[Intel-gfx] [PATCH 09/13] drm/i915: add reset_state for hw_contexts
Ian Romanick
idr at freedesktop.org
Thu Feb 28 02:15:08 CET 2013
On 02/27/2013 01:13 AM, Chris Wilson wrote:
> On Tue, Feb 26, 2013 at 05:47:12PM -0800, Ian Romanick wrote:
>> On 02/26/2013 03:05 AM, Mika Kuoppala wrote:
>>> For arb-robustness, every context needs to have it's own
>>> reset state tracking. Default context will be handled in a identical
>>> way as the no-context case in further down in the patch set.
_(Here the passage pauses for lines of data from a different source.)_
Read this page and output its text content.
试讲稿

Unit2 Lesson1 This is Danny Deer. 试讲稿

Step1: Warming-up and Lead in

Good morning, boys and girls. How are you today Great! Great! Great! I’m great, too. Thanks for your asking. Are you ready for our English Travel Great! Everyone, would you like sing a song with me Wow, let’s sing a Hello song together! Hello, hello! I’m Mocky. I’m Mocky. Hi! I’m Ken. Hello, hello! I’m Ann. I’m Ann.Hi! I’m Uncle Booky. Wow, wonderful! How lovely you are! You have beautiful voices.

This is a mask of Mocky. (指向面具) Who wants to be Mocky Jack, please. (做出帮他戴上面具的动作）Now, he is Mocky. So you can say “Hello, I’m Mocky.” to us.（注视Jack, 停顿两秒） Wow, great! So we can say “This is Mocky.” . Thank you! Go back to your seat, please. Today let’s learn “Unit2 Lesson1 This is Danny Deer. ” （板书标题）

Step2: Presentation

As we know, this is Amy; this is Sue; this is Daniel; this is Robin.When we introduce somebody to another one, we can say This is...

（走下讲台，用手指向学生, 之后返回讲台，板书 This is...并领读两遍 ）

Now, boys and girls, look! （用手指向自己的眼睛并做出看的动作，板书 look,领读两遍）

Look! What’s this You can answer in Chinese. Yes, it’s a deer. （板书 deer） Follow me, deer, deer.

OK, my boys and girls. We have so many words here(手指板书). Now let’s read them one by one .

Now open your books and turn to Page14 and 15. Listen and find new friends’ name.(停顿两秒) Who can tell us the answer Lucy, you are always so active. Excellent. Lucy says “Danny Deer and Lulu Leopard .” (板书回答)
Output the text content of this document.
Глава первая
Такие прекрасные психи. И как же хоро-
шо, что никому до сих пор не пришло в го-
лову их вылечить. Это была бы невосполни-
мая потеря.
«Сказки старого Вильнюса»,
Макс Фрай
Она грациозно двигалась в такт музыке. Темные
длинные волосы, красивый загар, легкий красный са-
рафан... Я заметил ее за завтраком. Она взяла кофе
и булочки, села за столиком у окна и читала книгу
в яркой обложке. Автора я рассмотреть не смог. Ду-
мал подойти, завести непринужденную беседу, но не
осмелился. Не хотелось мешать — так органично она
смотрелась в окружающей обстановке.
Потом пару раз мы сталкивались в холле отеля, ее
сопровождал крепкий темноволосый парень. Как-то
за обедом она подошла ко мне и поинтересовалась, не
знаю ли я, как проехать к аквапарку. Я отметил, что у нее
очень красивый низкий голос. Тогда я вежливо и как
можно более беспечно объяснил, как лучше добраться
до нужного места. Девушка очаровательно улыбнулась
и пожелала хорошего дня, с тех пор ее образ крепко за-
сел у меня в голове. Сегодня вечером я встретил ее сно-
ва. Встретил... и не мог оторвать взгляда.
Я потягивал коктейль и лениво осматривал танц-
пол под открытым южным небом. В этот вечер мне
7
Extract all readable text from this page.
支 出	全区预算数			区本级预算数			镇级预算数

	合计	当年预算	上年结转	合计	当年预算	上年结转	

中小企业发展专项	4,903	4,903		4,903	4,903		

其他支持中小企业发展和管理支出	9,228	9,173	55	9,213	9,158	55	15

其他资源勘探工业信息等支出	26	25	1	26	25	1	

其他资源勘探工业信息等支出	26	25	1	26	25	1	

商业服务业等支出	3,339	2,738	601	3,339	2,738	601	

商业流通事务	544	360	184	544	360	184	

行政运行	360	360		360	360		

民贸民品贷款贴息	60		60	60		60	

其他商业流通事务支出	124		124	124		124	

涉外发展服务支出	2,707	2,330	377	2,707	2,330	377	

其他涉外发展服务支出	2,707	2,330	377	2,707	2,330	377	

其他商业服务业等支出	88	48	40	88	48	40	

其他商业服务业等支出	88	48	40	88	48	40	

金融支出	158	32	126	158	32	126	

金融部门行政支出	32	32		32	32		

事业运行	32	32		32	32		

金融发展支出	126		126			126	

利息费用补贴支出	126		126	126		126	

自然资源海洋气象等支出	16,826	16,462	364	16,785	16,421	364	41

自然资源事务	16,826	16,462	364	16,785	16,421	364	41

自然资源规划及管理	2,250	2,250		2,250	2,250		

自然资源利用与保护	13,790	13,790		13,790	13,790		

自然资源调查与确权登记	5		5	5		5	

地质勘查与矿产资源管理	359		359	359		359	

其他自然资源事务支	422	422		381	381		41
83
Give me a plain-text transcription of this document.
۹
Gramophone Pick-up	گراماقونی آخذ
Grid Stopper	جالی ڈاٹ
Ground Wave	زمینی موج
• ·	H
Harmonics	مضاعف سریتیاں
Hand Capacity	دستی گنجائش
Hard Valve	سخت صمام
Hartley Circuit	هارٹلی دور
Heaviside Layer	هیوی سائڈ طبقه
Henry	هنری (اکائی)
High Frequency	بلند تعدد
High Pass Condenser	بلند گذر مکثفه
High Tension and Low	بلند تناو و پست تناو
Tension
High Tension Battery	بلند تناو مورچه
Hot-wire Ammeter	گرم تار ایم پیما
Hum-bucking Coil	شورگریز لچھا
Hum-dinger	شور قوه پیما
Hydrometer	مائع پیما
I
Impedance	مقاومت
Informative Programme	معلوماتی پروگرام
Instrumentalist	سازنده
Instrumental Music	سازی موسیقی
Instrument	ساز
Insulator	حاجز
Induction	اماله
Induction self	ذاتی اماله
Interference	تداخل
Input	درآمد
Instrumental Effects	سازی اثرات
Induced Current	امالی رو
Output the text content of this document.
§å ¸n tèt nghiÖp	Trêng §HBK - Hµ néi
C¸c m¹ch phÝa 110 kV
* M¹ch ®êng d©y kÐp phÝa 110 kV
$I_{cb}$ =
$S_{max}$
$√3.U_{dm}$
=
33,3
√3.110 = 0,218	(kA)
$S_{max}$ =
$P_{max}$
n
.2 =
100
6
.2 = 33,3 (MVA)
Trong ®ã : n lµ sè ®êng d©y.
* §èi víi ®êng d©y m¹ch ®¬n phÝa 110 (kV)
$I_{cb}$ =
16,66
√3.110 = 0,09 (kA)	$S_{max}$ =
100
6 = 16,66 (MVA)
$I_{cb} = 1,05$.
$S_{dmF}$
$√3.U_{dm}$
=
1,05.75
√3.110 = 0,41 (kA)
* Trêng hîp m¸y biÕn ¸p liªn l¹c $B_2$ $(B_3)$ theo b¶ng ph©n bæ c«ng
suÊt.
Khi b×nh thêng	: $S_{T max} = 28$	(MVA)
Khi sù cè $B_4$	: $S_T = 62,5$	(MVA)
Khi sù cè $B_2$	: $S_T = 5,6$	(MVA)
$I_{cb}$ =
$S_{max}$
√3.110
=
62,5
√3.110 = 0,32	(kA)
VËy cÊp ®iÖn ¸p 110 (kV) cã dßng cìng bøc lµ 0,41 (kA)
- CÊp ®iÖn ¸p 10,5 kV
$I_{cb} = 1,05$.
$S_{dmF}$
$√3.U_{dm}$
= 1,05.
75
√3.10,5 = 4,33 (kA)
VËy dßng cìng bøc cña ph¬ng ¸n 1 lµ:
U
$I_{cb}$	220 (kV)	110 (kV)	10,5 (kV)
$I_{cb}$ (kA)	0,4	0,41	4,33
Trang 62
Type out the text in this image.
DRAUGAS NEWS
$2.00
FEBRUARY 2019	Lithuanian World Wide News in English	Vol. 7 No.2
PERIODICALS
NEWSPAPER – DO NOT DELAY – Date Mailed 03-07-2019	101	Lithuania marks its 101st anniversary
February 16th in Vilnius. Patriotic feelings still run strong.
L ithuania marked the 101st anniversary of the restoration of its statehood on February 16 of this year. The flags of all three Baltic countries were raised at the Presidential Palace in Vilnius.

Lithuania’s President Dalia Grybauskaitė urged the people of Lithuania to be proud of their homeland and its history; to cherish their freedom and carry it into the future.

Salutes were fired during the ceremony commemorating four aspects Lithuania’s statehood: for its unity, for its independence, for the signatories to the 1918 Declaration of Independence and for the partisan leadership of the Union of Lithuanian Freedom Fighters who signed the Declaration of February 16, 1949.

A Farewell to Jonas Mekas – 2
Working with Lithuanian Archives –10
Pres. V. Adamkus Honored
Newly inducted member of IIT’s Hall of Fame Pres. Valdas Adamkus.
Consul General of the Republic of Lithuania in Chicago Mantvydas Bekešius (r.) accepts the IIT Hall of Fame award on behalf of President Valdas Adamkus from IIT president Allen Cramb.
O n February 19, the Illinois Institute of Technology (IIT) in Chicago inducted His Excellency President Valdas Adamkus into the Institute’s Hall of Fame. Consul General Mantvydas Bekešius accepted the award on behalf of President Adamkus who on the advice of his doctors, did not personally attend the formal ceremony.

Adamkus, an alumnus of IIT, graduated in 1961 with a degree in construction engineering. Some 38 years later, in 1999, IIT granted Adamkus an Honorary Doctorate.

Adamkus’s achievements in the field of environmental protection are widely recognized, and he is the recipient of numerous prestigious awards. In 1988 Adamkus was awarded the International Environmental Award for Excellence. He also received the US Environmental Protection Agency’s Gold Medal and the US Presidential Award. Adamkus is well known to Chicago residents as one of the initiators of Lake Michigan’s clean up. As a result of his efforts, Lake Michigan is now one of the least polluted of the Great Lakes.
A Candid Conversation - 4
>>> For no-context case, the reset state will be stored in
>>> the file_priv part.
>>>
>>> v2: handle default context inside get_reset_state
>>
>> This isn't the interface we want. I already sent you the patches
>> for Mesa, and you seem to have completely ignored them. Moreover,
>> this interface provides no mechanism to query for its existence
>> (other than relying on the kernel version), and no method to
>> deprecate it.
>
> It's existence, and the existence of any successor, is the only test you
> need to check for the interface. Testing the flag field up front also
> lets you know if individual flags are known prior to use.
>
>> Based on e-mail discussions, I think danvet agrees with me here.
>>
>> Putting guilty / innocent counting in kernel puts policy decisions
>> in the kernel that belong with the user space API that implements
>> them. Putting these choices in the kernel significantly decreases
>> how "future proof" the interface is. Since any kernel/user
>> interface has to be kept forever, this is just asking for
>> maintenance trouble down the road.
>
> I think you have the policy standpoint reversed.
Can you elaborate? I've been out of the kernel loop for a long time,
but I always thought policy and mechanism were supposed to be separated.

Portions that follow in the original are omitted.